Power to the Parents

Tired of being shut out of school decision-making, New Jersey nonprofit Parents Engaging Parents draws power from community

In 2017, a group of 30 KIPP NJ and North Star Academy charter school parents traveled from Newark to Trenton, New Jersey, to testify before the state school board in favor of a measure to ease teacher certification requirements. The group, led by KIPP NJ board member and parent Altorice Frazier, wanted greater access to talented teaching candidates who might share the race, ethnicity and socioeconomic background of their children.

But Frazier and his cohort were unprepared for the resistance they faced.

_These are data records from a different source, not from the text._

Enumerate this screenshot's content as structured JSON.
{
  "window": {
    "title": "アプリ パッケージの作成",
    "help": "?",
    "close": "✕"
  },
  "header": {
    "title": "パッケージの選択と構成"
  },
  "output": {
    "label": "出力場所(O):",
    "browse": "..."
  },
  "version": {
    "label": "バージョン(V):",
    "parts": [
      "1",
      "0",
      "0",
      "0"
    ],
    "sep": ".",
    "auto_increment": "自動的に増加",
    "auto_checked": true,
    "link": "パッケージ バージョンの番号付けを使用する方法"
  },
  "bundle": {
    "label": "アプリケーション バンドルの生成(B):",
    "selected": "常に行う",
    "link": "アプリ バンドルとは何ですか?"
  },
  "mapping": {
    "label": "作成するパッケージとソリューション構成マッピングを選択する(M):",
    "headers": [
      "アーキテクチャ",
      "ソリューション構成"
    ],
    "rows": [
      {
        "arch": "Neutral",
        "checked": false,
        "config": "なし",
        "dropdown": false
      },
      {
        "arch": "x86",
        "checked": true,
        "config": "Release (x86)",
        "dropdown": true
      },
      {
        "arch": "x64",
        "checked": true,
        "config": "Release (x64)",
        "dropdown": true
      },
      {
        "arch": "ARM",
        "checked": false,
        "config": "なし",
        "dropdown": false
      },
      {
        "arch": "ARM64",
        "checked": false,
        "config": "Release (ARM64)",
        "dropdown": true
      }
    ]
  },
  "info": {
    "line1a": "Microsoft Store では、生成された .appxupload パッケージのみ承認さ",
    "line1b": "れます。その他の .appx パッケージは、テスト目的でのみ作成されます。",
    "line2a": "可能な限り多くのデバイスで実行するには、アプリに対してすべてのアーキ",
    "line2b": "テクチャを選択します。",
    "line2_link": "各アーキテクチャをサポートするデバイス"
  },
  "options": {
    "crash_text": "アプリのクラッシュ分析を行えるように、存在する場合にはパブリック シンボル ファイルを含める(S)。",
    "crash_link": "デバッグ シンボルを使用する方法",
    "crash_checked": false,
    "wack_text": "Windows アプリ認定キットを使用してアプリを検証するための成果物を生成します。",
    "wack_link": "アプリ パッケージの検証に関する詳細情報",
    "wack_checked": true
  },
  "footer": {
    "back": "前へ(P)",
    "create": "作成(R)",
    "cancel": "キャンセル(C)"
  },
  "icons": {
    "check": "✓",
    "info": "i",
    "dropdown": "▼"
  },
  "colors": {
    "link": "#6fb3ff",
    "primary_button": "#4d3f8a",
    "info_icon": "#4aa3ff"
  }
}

The measure’s opponents portrayed the parents as political pawns being used to promote charter expansion in the state. Frazier was stunned by the charge.

“That’s what made me start thinking: If we’re going to come to these events, we have to be much more civically aware,” he says. “We have to move because we want to move. Yes, we can be in step with [charter school leaders], but it cannot be the narrative that Black, Brown and poor parents are just being told what to do. We can do it as partners, but we can no longer do it as customers and clients.”

Frazier, a father of five, was deeply involved with student mentoring and parent engagement through leadership roles at his kids’ schools. He also trained as a community organizer with the Industrial Areas Foundation, and—not long after the contentious school board meeting in Trenton—Frazier founded Parents Engaging Parents (PEPNJ). The nonprofit promotes civic awareness and proactive parent advocacy to bring about real, measurable change on issues important to local communities.

Many of the parents Frazier spoke with expressed frustration about the transactional nature of their relationship with schools. Too often parents were mobilized for specific issues and then felt ignored once the campaigns were over. Frazier believed that many institutions took a top-down – and short-sighted – approach with parents. “That’s not the seed of building community,” he says. “We want to avoid check-the-box initiatives. We want to come into things with intention and with a coalition, collaboration and community.”